- Born: May 15, 1907 Boston, U.S.
- Died: February 28, 1992 (aged 84) New York City, U.S.
- Occupation: Composer

= Josef Alexander =

American composer (1907–1992)

Josef Alexander (May 15, 1907 – February 28, 1992) was an American composer and teacher. He studied at the New England Conservatory of Music in Boston (graduated, 1925; postgraduate diploma, 1926), with Walter Piston (composition) and E.B. Hill (orchestration) at Harvard University (B.A., 1938; M.A., 1941), with Nadia Boulanger in Paris (1939), and with Aaron Copland (composition) and Serge Koussevitzky (conducting) at the Berkshire Music Center in Tanglewood (1940). He taught at Brooklyn College of the City University of New York (1943–77).

His compositions have been performed by orchestras including the New York Philharmonic and the NBC Symphony. For 35 years, he taught music at Brooklyn College and was president of the New York chapter of the National Association of Composers.

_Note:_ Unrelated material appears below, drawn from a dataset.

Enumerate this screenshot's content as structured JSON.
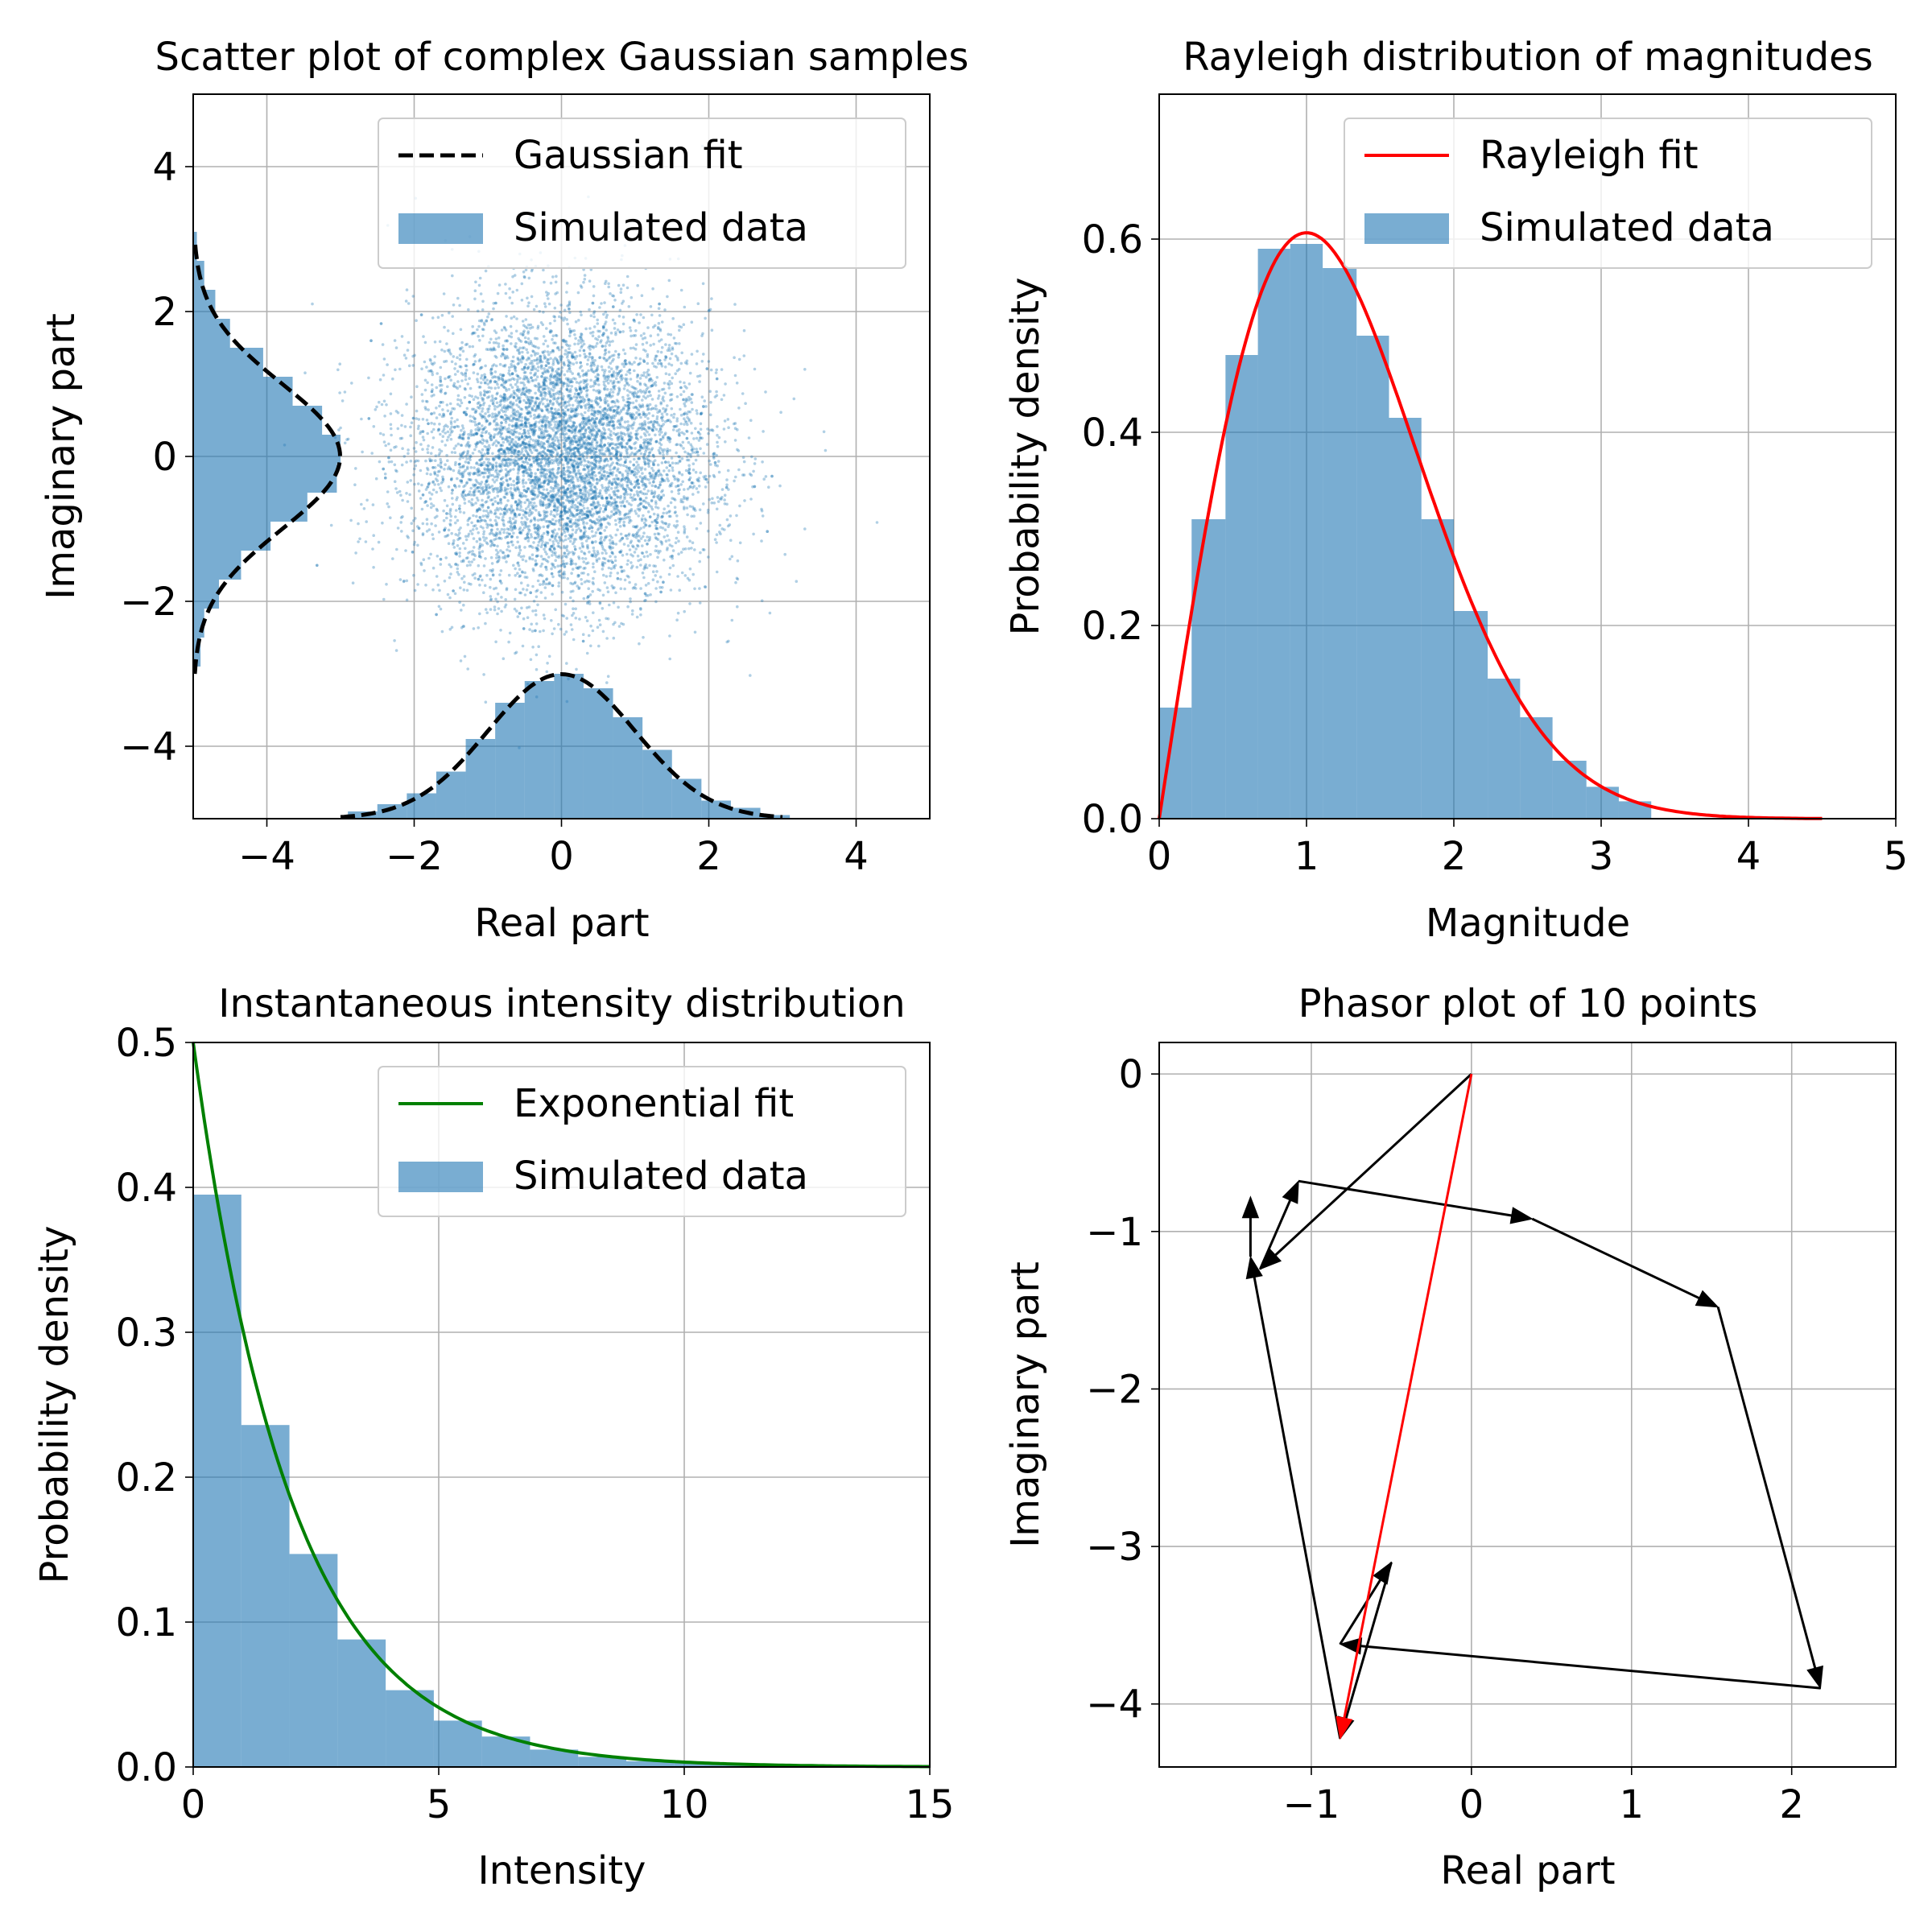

In 1955 and 1956, he held a Fulbright fellowship as a composer in residence in Finland.

Compositions include A New England Overture for orchestra, published by G. Schirmer; Three Symphonic Odes for men's chorus and orchestra; Les Litanies de Satan for voice and piano; Gitanjali with words by Rabindranath Tagore for soprano, harpsichord, and thirty percussion instruments.